I have it flexed open a little to show the crack.
 
That can absolutely be repaired. No need to dispatch with the rifle or the stock. On my last African hunt, the (absolutely gorgeous) walnut stock on my Sako 416 split like a piece of firewood from the mid forend all the way back to the floorplate. Total devastation. I sent it to "The Stock Doctor" in Oregon and it is not only perfectly fixed but stronger then ever. I only went to such lengths on that gun because it's for stuff that can kill you if you don't kill it. I couldn't risk having the local gunsmith handle the job.

For a deer rifle or anything else, any reputable gunsmith in your area should be able to fix that. YOU might know where the repair is, but any casual observer won't notice, and, as others have said, the repair will be stronger than the stock itself.
 
If I removed the stock and used wood glue and clamped it, would that work in y’all’s opinion?
 
If I removed the stock and used wood glue and clamped it, would that work in y’all’s opinion?
You have nothing to lose. The hardest part is working glue in all the nooks and crannies - if glue only makes it half way through the joint it will be half as strong as fully glued. Just plane old Titebond 1 carpenter glue can probably be worked in, clamped, and the residue wiped off - it would typically be stronger than the wood. There is a dark wood version that would hide easier. The giant benefit of titebond 1 is it cleans up completely. After your attempt if there are any cracks on the receiver side that didn’t get fully glued, the non thickened super glue will wick into cracks - get the super runny kind like Harbor Freight sells in the 5 pack.

A slow setting epoxy can also work, but experiment with how to clean up residue off the stock finish before it cures
 
@BigC this popped up in my feed today, and I dont recall seeing the photos. Did you get anywhere on this?

IMO that crack is for sure repairable, but it probably is a couple-step repair involving removing the action, assessing the break to make sure it fits togeher cleanly and if any gap-filling is needed, gluing and clamping it, then I would for sure pin that break with some thin threaded rod from inside the stock so it has some "structural" integrity across the break beyond just the glue, and then it will need the inletting cleaned up a bit and stock bedded, and spot-refinished at a minimum. All is DIY doable for sure and it should look and function more or less as-new. Just wondering if you have done anything on it.
 
fwiw if anyone looks for this going forward.
I've fixed many cracked stocks with regular super glue.
The regular stuff is best because it runs enough capillary action will pull it into all the little nooks while thicker epoxy and wood glue will not, the super thin stuff just runs right through and makes a mess.

keep applying super glue until the Crack quits pulling it in. Flex the stock if possible to help work the Crack and pull the glue in faster.

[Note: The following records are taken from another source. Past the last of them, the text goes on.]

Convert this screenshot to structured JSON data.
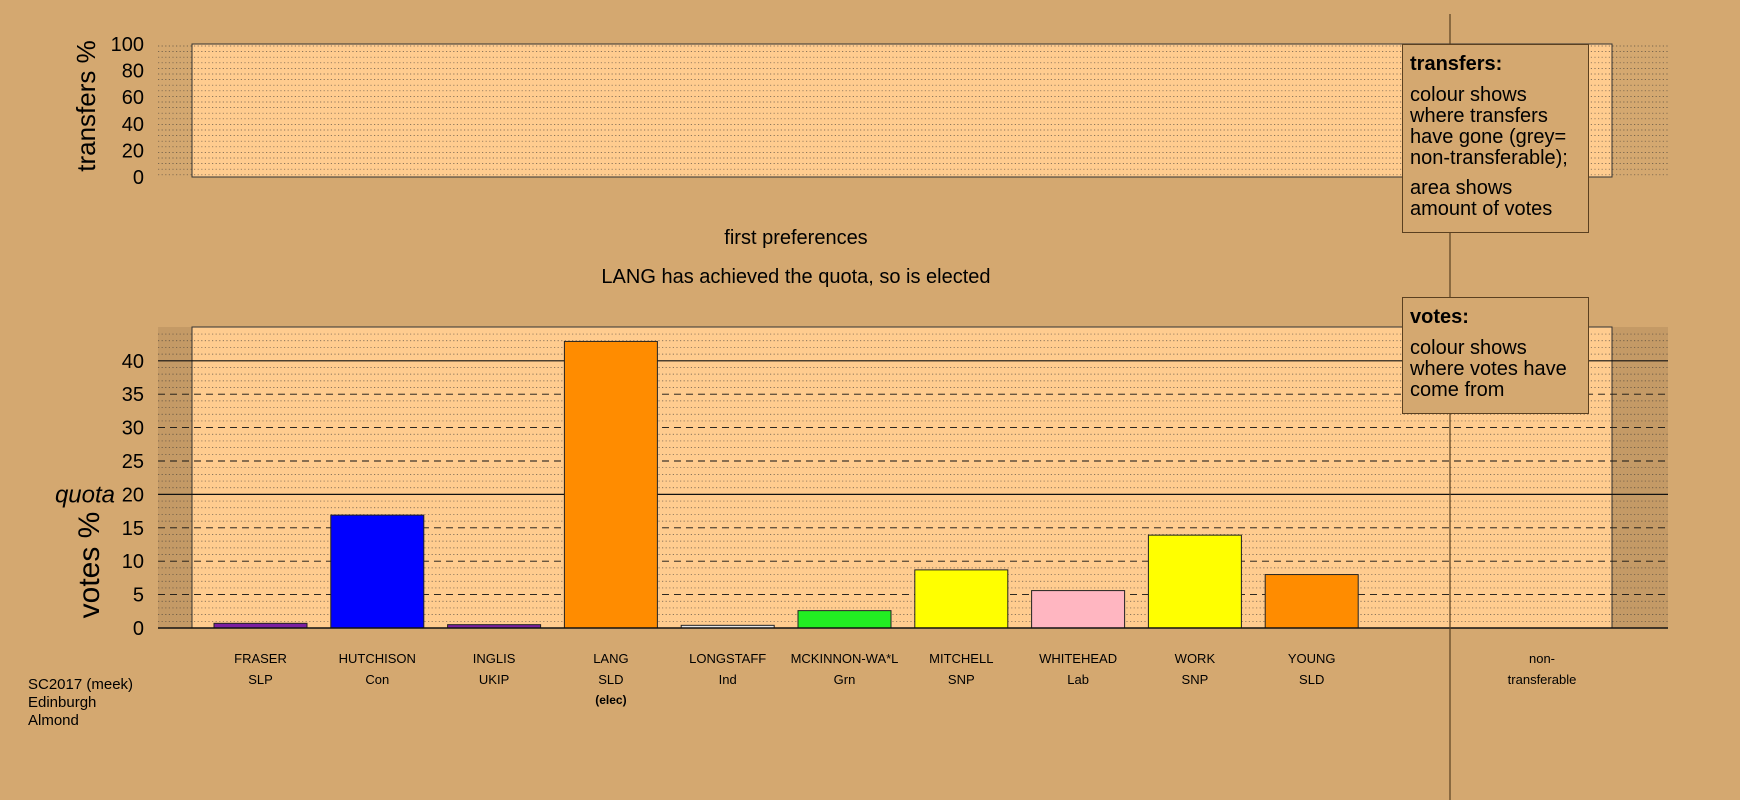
{
  "chart_data": {
    "type": "bar",
    "stage_title": "first preferences",
    "status_text": "LANG has achieved the quota, so is elected",
    "transfers_axis": {
      "label": "transfers %",
      "ticks": [
        0,
        20,
        40,
        60,
        80,
        100
      ],
      "ylim": [
        0,
        100
      ]
    },
    "votes_axis": {
      "label": "votes %",
      "ticks": [
        0,
        5,
        10,
        15,
        20,
        25,
        30,
        35,
        40
      ],
      "ylim": [
        0,
        45
      ]
    },
    "quota": {
      "label": "quota",
      "value": 20
    },
    "candidates": [
      {
        "name": "FRASER",
        "party": "SLP",
        "status": "",
        "value": 0.7,
        "color": "#7b1fa2"
      },
      {
        "name": "HUTCHISON",
        "party": "Con",
        "status": "",
        "value": 16.9,
        "color": "#0000ff"
      },
      {
        "name": "INGLIS",
        "party": "UKIP",
        "status": "",
        "value": 0.5,
        "color": "#7b1fa2"
      },
      {
        "name": "LANG",
        "party": "SLD",
        "status": "(elec)",
        "value": 42.9,
        "color": "#ff8c00"
      },
      {
        "name": "LONGSTAFF",
        "party": "Ind",
        "status": "",
        "value": 0.4,
        "color": "#e6e6e6"
      },
      {
        "name": "MCKINNON-WA*L",
        "party": "Grn",
        "status": "",
        "value": 2.6,
        "color": "#22ee22"
      },
      {
        "name": "MITCHELL",
        "party": "SNP",
        "status": "",
        "value": 8.7,
        "color": "#ffff00"
      },
      {
        "name": "WHITEHEAD",
        "party": "Lab",
        "status": "",
        "value": 5.6,
        "color": "#ffb6c1"
      },
      {
        "name": "WORK",
        "party": "SNP",
        "status": "",
        "value": 13.9,
        "color": "#ffff00"
      },
      {
        "name": "YOUNG",
        "party": "SLD",
        "status": "",
        "value": 8.0,
        "color": "#ff8c00"
      }
    ],
    "non_transferable": {
      "line1": "non-",
      "line2": "transferable",
      "value": 0
    },
    "grid": true
  },
  "legends": {
    "transfers": {
      "title": "transfers:",
      "text1": "colour shows where transfers have gone (grey= non-transferable);",
      "text2": "area shows amount of votes"
    },
    "votes": {
      "title": "votes:",
      "text1": "colour shows where votes have come from"
    }
  },
  "caption": {
    "line1": "SC2017 (meek)",
    "line2": "Edinburgh",
    "line3": "Almond"
  },
  "colors": {
    "background": "#d4a870",
    "plot_fill": "#ffcc8f",
    "gridline": "#333333"
  }
}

Wear gloves! It often runs out the bottom.
Once it runs out the bottom or quits pulling it in, clamp it and clean up what you can.

A repair like this usually needs some refinish work so clean up and glue residue is what it is.

An accelerator spray can be used to set the surface so it quits running out the bottom.
 
I would use a slow setting epoxy. Before applying it try to open the crack. Apply some epoxy. Then use a blow dryer on high heat to try to force some of the epoxy deeper into the crack. Repeat as needed. Once the crack is filled wrap the stock with black electricians tape and allow the epoxy to harden.